作用是用来随机抽取所需要的数据,每行代表一条数据,做一些sample的事情

例如:原本按顺序抽取

{"A":"this is A", "B":"this is B"}

{"A":"this is A1", "B":"this is B1"}

{"A":"this is A2", "B":"this is B2"}

打乱顺序后,第一次就可能抽出来{"A":"this is A1", "B":"this is B1"}

python 复制代码
## train_sampler = create_rl_sampler(self.config.data, self.train_dataset)
def create_rl_sampler(data_config, dataset):
    """Create a sampler for the dataset.

    Arguments:
        data_config: The data config.
        dataset (Dataset): The dataset.

    Returns:
        sampler (Sampler): The sampler.
    """
    import torch
    from torch.utils.data import RandomSampler, SequentialSampler

    # use sampler for better ckpt resume
    if data_config.shuffle:
        train_dataloader_generator = torch.Generator()
        train_dataloader_generator.manual_seed(data_config.get("seed", 1))
        sampler = RandomSampler(data_source=dataset, generator=train_dataloader_generator)
    else:
        sampler = SequentialSampler(data_source=dataset)

    return sampler

## sampler重写iter方法, 返回的是数据的index列表
class RandomSampler(Sampler[int]):
    def __iter__(self) -> Iterator[int]:
        n = len(self.data_source)
        if self.generator is None:
            seed = int(torch.empty((), dtype=torch.int64).random_().item())
            generator = torch.Generator()
            generator.manual_seed(seed)
        else:
            generator = self.generator

        if self.replacement:
            for _ in range(self.num_samples // 32):
                yield from torch.randint(
                    high=n, size=(32,), dtype=torch.int64, generator=generator
                ).tolist()
            yield from torch.randint(
                high=n,
                size=(self.num_samples % 32,),
                dtype=torch.int64,
                generator=generator,
            ).tolist()
        else:
            for _ in range(self.num_samples // n):
                yield from torch.randperm(n, generator=generator).tolist()
            yield from torch.randperm(n, generator=generator).tolist()[
                : self.num_samples % n
            ]

4 collate_fn

python 复制代码
def default_collate(batch):
    r"""
    Take in a batch of data and put the elements within the batch into a tensor with an additional outer dimension - batch size.
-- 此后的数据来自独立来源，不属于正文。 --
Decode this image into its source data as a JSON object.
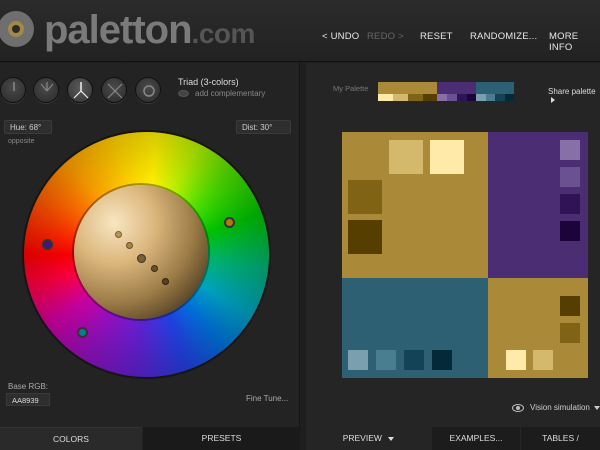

    The exact output type can be a :class:`torch.Tensor`, a `Sequence` of :class:`torch.Tensor`, a
    Collection of :class:`torch.Tensor`, or left unchanged, depending on the input type.
    This is used as the default function for collation when
    `batch_size` or `batch_sampler` is defined in :class:`~torch.utils.data.DataLoader`.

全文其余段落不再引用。